Companies sign onto climate plan

Cargill and Walmart included in companies pledging to combat climate change.

At the White House Monday, Secretary of State John Kerry and senior White House officials hosted 13 of the largest companies from across the American economy who are standing with the Obama Administration to launch the American Business Act on Climate Pledge: Alcoa, Apple, Bank of America, Berkshire Hathaway Energy, Cargill, Coca-Cola, General Motors, Goldman Sachs, Google, Microsoft, PepsiCo, UPS, and Walmart.

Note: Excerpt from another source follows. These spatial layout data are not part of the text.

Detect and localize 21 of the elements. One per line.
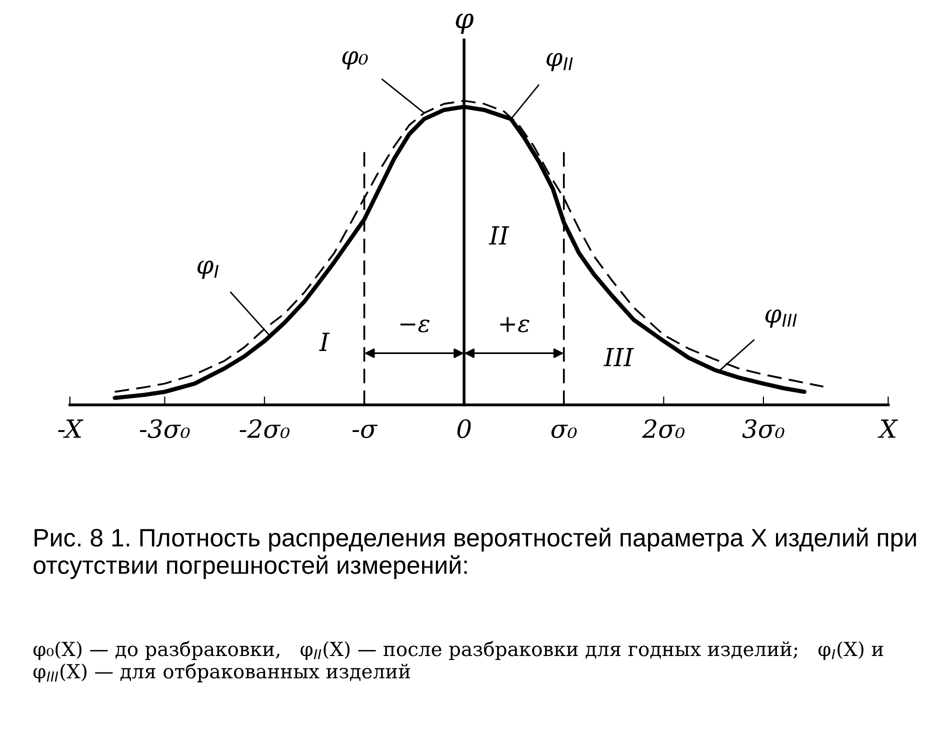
annotation: I: [319, 332, 330, 351]
annotation: φ$_{III}$: [765, 310, 797, 328]
annotation: II: [488, 226, 510, 245]
annotation: φ$_{II}$: [546, 52, 573, 72]
y-axis-title: φ: [456, 14, 474, 34]
annotation: φ$_{I}$: [197, 260, 219, 279]
x-tick-label: 3σ₀: [742, 419, 784, 438]
x-tick-label: 2σ₀: [642, 419, 684, 438]
text: φ₀: [342, 51, 368, 70]
x-tick-label: -σ: [352, 424, 378, 438]
x-tick-label: X: [878, 420, 898, 438]
x-tick-label: σ₀: [551, 424, 577, 438]
x-tick-label: 0: [457, 419, 471, 438]
annotation: +ε: [500, 317, 530, 332]
x-tick-label: -3σ₀: [140, 419, 190, 438]
x-tick-label: -2σ₀: [240, 419, 290, 438]
annotation: −ε: [400, 320, 430, 332]
x-tick-label: -X: [58, 420, 84, 438]
annotation: III: [604, 348, 634, 366]
text: Рис. 8 1. Плотность распределения вероятностей параметра X изделий при отсутствии погрешностей измерений:: [34, 528, 916, 579]
text: φ₀(X) — до разбраковки, φ$_{II}$(X) — после разбраковки для годных изделий; φ$_{I}$(X) и φ$_{III}$(X) — для отбракованных изделий: [33, 640, 884, 682]
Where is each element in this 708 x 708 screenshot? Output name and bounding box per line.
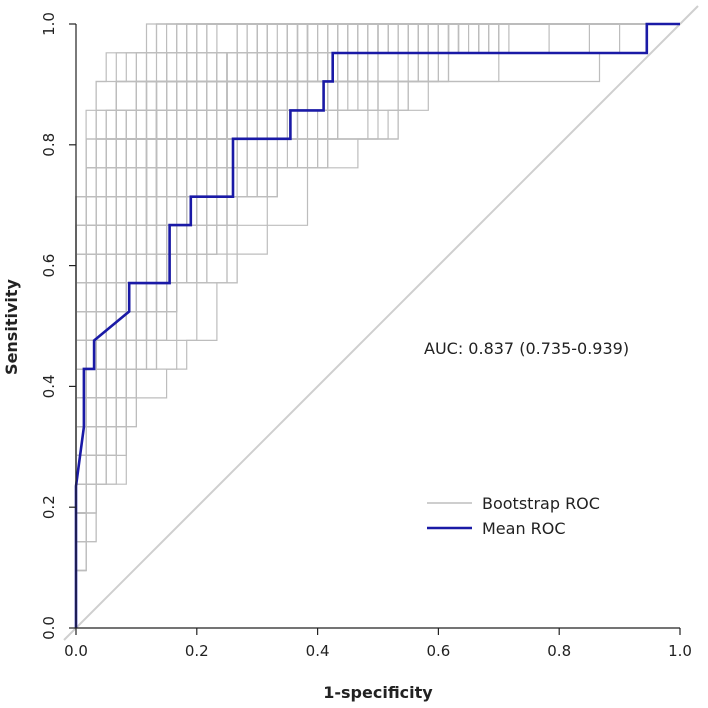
mean-roc-line [74, 22, 680, 628]
y-tick-label: 0.2 [40, 495, 58, 519]
bootstrap-roc-curves [75, 23, 680, 628]
x-tick-label: 0.6 [426, 642, 450, 660]
legend-label-bootstrap: Bootstrap ROC [482, 494, 600, 513]
annotation-auc: AUC: 0.837 (0.735-0.939) [424, 339, 629, 358]
legend: Bootstrap ROC Mean ROC [427, 494, 600, 538]
mean-roc-curve [74, 22, 680, 628]
reference-diagonal [63, 5, 699, 641]
diagonal-reference-line [63, 5, 699, 641]
x-tick-label: 0.4 [306, 642, 330, 660]
y-tick-label: 1.0 [40, 12, 58, 36]
axes: 0.0 0.2 0.4 0.6 0.8 1.0 0.0 0.2 0.4 0.6 0.8 1.0 [40, 12, 692, 660]
x-tick-label: 0.0 [64, 642, 88, 660]
legend-label-mean: Mean ROC [482, 519, 566, 538]
x-tick-label: 0.2 [185, 642, 209, 660]
bootstrap-roc-line [75, 23, 680, 628]
x-axis-title: 1-specificity [323, 683, 433, 702]
y-tick-label: 0.4 [40, 374, 58, 398]
y-tick-label: 0.6 [40, 254, 58, 278]
x-tick-label: 1.0 [668, 642, 692, 660]
x-tick-label: 0.8 [547, 642, 571, 660]
y-tick-label: 0.8 [40, 133, 58, 157]
y-axis-title: Sensitivity [2, 278, 21, 374]
y-tick-label: 0.0 [40, 616, 58, 640]
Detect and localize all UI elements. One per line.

In a fact sheet from the White House, the White House explained impacts of climate change have brought deeper, more persistent droughts, more severe weather, bigger storm surges and more frequent and dangerous wildfires. The President’s Climate Action Plan, when fully implemented, will cut nearly 6 billion tons of carbon pollution through 2030, an amount equivalent to taking all the cars in the United States off the road for more than 4 years.

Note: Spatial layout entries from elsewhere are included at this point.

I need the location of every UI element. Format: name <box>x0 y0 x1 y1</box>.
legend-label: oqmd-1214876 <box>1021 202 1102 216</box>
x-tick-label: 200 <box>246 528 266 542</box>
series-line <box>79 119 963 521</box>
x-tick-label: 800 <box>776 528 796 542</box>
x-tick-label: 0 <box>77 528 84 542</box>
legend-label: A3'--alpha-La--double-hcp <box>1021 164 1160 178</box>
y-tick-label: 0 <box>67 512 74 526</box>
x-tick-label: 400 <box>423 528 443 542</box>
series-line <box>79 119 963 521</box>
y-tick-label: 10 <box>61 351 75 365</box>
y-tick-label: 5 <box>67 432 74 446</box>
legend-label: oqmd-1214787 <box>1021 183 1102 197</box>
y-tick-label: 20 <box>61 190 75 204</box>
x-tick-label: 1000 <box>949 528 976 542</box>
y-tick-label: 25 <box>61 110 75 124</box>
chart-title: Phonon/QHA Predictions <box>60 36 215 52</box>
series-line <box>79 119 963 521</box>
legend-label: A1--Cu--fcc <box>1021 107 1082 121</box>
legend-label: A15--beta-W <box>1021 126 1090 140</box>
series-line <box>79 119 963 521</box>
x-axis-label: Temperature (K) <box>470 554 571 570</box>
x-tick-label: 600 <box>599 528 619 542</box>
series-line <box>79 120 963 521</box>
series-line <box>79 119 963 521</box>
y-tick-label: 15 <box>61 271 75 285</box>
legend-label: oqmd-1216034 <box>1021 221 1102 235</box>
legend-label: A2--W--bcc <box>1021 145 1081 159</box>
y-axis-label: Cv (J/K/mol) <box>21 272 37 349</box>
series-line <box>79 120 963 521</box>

The measures taken by the public and private sectors enabled President Obama to his goal of reducing greenhouse gas emissions economy-wide by 26-28% by 2025 last November—and to do so alongside Chinese President Xi Jinping, who committed for the first time that China would peak their emissions by around 2030.

As the world looks toward global climate negotiations in Paris this December, the companies have taken individual pledges to move toward a low-carbon, sustainable future.

Cargill for example established comprehensive goals around climate, energy and water 10 years ago. Over that time they have improved energy efficiency by 16%, carbon intensity by 9% and freshwater efficiency by 12% since setting energy goals in 2000 and climate and water goals in 2005.

Now Cargill turns its attention to new goals through 2020 and from its 2015 baseline, Cargill pledges over the next five years to improve greenhouse gas intensity by 5%, freshwater efficiency by 5%, energy efficiency by 5% and increase renewable energy to 18% of its total energy use, up from 14%.

Cargill also continues to work with customers and civil society to build sustainable supply chains that address climate concerns. It also partners with farmers and ranchers to help agriculture adapt to a changing climate.

For instance, Cargill is building a traceable and transparent palm oil supply chain firmly committed to no deforestation of high conservation value (HCV) lands or high carbon stock (HCS) area; no development on peat, and no exploitation of rights of indigenous peoples and local communities.

Cargill has played a critical role in stemming the spread of deforestation in the Amazon by working with industry and non-governmental organization partners to develop and implement the Brazilian Soy Moratorium, a voluntary zero-deforestation agreement that contributed to a dramatic drop in deforestation in the region.

Cargill is also a founding member of the Global Roundtable for Sustainable Beef (GRSB) and the U.S. Roundtable for Sustainable Beef (USRSB). Cargill said it is committed to conserving, reducing and more efficiently managing resources, and mitigating greenhouse gas emissions.

PepsiCo’s Sustainable Farming Initiative plans to expand the use of sustainable farming practices to 500,000 acres in its corn, oats, potato and citrus supply chains by the end of 2016. Walmart among other practices plans to establish joint agricultural partnerships with 17 suppliers, cooperatives and service providers on 23 million acres of land in the U.S. and Canada, with the potential to reduce 11 million metric tons of GHG by 2020 and achieve zero net deforestation in product sourcing by 2020 as part of The Consumer Goods Forum.

Google for instance also pledged to power its operations with 100% renewable energy and plans to directly invest in renewable energy projects.